Keywords: military veteran, substance use disorder, emotion dysregulation, negative affect, risky behaviors, urges


Over the past decade, mental health service utilization within the Department of Veteran Health Affairs has increased exponentially (Department of Veterans Affairs, 2012). Notably, among the 404,060 military veterans who received a mental health diagnosis between the years of 2002 and 2012, approximately 25% were diagnosed with a substance use disorder (SUD; Department of Veterans Affairs, 2012). SUD within military veteran populations is associated with a wide range of negative outcomes, including considerable functional impairment (Erbes, Kaler, Schult, Polusny, & Arbisi, 2011), high rates of co-occurring psychiatric disorders (Carter, Capone, & Eaton Short, 2011), and poor treatment outcomes (Ilgen, McKellar, & Tiet, 2005). Importantly, however, a dearth of research has explored involvement in risky behaviors (e.g., risky sexual behavior, deliberate self-harm) among military veterans with SUD, despite evidence of heightened risky behaviors among both civilian SUD patients (Gratz & Tull, 2010b; Tull, Weiss, Adams, & Gratz, 2012; Weiss, Tull, Viana, Anestis, & Gratz, 2012) and military veterans without SUD (Borders, McAndrew, Quigley, & Chandler, 2012; Thomsen, Stander, McWhorter, Rabenhorst, & Milner, 2011). Further, no studies to date have explored factors that may underlie risky behaviors within this at-risk population. Given the clinical relevance and public health significance of risky behaviors, research explicating factors that may inform the development of prevention and intervention efforts targeting a reduction in risky behaviors among military veterans with SUD is warranted.

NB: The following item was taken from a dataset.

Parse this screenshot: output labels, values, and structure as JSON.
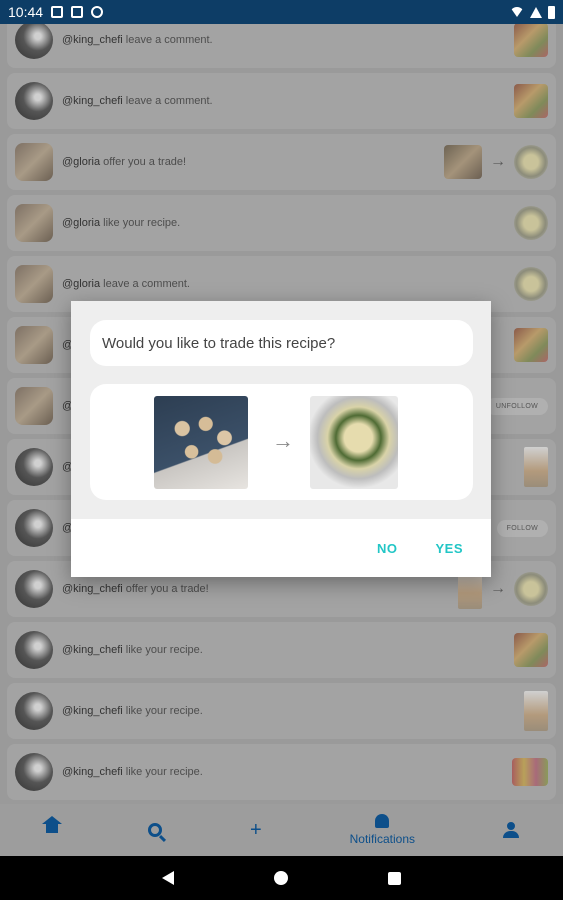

A plethora of literature highlights the role of negative affect in risky behaviors (Cooper, Agocha, & Sheldon, 2000; Cooper, Frone, Russell, & Mudar, 1995; Crepaz & Marks, 2001; Khantzian, 1997; Leith & Baumeister, 1996; Stice, 2002). Specifically, given the potentially aversive nature of negative affective states (Morris & Reilly, 1987), individuals may come to rely on risky behaviors that function to immediately reduce or distract attention away from negative affect (Heatherton & Baumeister, 1991), particularly those individuals who experience heightened or prolonged negative affect (Mennin, Heimberg, Turk, & Fresco, 2005), such as military veterans (Eisen et al., 2004; Kulka, Schlenger, & Fairbank, 1990; Thomas et al., 2010). Indeed, elevated negative affect has been cited as an antecedent to a wide range of risky behaviors (Armey, Crowther, & Miller, 2011; Fortenberry et al., 2005; Shapiro, Jamner, Davydov, & James, 2002; Smyth et al., 2007; Swendsen et al., 2000), and risky behaviors have been found to be associated with a reduction in negative affect in the short-term (Armey et al., 2011; Smyth et al., 2007).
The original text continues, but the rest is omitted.